Nuovo processo per l'ex Ilva a Potenza

È iniziato a Potenza il nuovo procedimento giudiziario denominato 'Ambiente svenduto'. L'indagine si concentra sul presunto disastro ambientale causato dall'ex Ilva di Taranto. Questo periodo copre gli anni dal 1995 al 2012. La gestione in questione era quella della famiglia Riva.

All'esterno del Palazzo di Giustizia di Potenza, si è tenuto un presidio. L'iniziativa è stata organizzata dallo Slai Cobas di Taranto. Hanno partecipato anche rappresentanti di associazioni ambientaliste. Queste provenivano sia dalla Puglia che dalla Basilicata.

Indagati e parti civili nel processo

Il nuovo processo vede coinvolti 21 indagati.

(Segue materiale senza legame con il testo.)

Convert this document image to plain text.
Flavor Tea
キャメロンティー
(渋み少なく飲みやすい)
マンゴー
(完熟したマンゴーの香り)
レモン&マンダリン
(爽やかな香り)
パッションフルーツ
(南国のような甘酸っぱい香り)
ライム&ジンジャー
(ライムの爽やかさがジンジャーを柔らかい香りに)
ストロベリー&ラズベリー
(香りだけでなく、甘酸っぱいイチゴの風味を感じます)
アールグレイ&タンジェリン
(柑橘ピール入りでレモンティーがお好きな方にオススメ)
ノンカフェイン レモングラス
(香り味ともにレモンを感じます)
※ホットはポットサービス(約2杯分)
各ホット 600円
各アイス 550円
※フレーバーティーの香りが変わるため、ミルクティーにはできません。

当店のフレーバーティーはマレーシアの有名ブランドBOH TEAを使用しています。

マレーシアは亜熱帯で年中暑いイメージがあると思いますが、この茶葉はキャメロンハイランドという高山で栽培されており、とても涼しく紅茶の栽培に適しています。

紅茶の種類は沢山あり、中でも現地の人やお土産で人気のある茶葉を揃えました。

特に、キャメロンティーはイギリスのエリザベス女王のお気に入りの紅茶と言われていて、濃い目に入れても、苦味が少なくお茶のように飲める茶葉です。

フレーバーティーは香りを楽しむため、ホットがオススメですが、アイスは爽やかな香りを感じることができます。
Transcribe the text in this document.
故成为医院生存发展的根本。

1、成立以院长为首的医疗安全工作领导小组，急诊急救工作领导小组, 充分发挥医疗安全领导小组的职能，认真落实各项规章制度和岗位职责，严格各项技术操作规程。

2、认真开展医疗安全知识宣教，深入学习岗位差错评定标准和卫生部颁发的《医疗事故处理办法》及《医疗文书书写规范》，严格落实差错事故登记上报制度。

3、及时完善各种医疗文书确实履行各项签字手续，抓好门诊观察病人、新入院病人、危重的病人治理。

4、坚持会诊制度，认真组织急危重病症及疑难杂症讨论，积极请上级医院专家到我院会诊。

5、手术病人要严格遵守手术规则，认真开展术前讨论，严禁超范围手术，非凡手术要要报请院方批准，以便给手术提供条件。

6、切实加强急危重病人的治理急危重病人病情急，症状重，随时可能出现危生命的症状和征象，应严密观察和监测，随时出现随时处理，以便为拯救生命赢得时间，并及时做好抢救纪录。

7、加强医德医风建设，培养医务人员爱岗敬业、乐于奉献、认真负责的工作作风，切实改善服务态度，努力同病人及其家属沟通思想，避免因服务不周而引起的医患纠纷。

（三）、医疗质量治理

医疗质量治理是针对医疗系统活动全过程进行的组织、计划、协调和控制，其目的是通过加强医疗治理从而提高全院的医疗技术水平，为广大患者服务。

Tra questi figurano tre società e 18 persone fisiche. L'ex governatore della Puglia, Nichi Vendola, è tra gli imputati. Sono presenti anche Nicola e Fabio Riva, ex proprietari dell'Ilva. Non manca Luigi Capogrosso, ex direttore dello stabilimento di Taranto.

Si stima che le richieste di costituzione di parte civile ammonteranno a circa 350. Questo dato evidenzia l'ampia portata delle preoccupazioni legate al caso. La comunità attende risposte concrete.

Storia del processo 'Ambiente svenduto'

Il processo 'Ambiente svenduto' aveva già visto una sentenza di primo grado. Questa era stata emessa il 31 maggio 2021. La sentenza aveva comportato 26 condanne. Il totale delle pene inflitte ammontava a 270 anni di carcere. Tuttavia, la Corte d'Assise d'Appello di Taranto (sezione distaccata di Lecce) ha annullato tale sentenza. La motivazione riguardava la presenza di due giudici onorari tra le numerose parti civili. Il procedimento è quindi ricominciato dall'udienza preliminare. Questa si era conclusa il 6 febbraio scorso. La ripresa è avvenuta a Potenza il 21 marzo 2025.

La vicenda giudiziaria continua a evolversi, cercando di fare piena luce sulle responsabilità. L'obiettivo è garantire giustizia per i danni ambientali subiti. La città di Taranto attende sviluppi significativi da questo nuovo capitolo processuale.